Then, there was the personal friendship that I had for many years where my trust was betrayed- but not in such a clear way. I was very close to my friend, visiting her when she moved, supporting her through her rocky relationship and divorce, supporting her when she was ill and then suddenly, she stopped calling, did not return calls and basically has been a ghost for over a year. I keep wondering what I did wrong. Self-doubt again.

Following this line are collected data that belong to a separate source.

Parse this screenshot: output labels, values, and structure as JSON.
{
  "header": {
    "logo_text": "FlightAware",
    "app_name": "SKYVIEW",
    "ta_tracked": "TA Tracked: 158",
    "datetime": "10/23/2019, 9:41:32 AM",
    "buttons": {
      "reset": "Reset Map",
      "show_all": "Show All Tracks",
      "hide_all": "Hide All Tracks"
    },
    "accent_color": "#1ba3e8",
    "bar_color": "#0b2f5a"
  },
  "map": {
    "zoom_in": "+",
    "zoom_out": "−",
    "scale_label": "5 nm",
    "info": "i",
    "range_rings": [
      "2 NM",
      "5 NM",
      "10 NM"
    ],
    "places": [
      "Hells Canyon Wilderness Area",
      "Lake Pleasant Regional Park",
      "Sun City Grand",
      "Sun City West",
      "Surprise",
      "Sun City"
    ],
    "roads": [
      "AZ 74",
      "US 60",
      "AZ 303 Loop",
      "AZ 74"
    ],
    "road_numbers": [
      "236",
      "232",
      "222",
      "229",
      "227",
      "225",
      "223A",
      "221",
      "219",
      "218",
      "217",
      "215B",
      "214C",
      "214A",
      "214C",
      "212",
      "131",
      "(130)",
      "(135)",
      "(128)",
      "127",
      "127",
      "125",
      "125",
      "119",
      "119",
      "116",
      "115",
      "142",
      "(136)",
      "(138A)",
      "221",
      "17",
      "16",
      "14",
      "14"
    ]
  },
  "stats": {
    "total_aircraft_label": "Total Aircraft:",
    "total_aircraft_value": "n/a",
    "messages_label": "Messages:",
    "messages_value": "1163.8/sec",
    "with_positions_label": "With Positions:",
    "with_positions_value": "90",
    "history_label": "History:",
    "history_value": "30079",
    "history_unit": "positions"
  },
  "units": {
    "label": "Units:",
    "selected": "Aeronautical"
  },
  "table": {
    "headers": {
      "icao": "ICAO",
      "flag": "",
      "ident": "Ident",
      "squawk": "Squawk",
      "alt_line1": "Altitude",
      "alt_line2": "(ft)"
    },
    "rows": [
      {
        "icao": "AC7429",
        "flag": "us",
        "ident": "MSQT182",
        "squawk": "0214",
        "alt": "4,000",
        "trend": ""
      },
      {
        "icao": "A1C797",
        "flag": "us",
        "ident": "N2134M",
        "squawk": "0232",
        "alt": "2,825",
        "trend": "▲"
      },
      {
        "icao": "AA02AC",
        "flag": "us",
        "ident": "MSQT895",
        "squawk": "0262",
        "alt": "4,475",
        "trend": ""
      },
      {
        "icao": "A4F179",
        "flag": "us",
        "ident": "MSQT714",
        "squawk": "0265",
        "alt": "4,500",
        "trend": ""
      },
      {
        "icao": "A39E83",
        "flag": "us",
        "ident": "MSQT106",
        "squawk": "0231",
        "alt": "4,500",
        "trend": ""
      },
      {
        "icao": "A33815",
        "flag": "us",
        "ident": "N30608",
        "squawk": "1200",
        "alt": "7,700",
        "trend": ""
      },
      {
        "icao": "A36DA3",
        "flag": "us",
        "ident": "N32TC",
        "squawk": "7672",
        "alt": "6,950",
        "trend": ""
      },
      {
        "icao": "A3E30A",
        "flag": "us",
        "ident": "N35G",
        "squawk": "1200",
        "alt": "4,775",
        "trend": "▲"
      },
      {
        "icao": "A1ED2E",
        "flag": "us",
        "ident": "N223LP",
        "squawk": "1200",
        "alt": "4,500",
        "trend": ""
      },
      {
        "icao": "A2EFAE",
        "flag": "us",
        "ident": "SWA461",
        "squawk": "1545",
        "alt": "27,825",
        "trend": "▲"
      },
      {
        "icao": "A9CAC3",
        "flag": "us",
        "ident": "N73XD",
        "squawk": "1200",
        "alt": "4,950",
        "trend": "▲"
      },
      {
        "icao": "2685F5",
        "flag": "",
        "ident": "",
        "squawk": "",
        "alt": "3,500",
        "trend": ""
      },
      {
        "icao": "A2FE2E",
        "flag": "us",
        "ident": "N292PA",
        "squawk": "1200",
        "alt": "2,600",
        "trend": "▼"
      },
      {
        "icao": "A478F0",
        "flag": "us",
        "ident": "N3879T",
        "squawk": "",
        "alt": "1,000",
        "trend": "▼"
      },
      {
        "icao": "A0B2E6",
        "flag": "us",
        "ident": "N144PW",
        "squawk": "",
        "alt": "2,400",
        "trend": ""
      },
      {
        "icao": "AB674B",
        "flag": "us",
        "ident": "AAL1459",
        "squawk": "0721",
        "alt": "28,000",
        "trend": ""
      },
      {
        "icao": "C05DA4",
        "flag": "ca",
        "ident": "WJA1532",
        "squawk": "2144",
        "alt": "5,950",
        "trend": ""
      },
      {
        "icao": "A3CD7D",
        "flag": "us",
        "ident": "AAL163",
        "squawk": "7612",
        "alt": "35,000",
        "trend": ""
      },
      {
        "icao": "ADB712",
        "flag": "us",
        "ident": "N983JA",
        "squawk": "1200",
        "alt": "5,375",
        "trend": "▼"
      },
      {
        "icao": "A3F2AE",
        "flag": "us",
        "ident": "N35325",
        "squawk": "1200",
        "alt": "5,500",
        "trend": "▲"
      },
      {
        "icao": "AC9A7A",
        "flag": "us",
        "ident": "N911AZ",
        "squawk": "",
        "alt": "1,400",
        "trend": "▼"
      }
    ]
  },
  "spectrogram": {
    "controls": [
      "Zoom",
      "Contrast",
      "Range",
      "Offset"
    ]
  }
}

What I have realized and why I share this with you, as this happens frequently throughout our lives and our careers. What I have realized is that TRUST IS A GIFT. When you give a gift, you give it freely with no expectation of something in return. I must choose to trust and give someone the gift of my trust. If they betray my trust, I will deal with it. A powerful way to deal with it is to realize that everyone is always doing what they think is right at the moment of time in which they do it. Whatever they did, that for me, was a betrayal of trust, was logical to them and likely, what they thought was necessary for themselves at the time. If you were walking in their shoes, dealing with their circumstances, you may have done the same thing. When you realize that, you can bring compassion to them.
Forgiveness is also a gift, to them for sure, but a real gift to yourself. It is a gift that allows you to restore your confidence and trust in yourself. To forgive is to give as before whatever happened.
Give the gift of trust. Trust yourself and trust others. Forgive. You can handle whatever happens.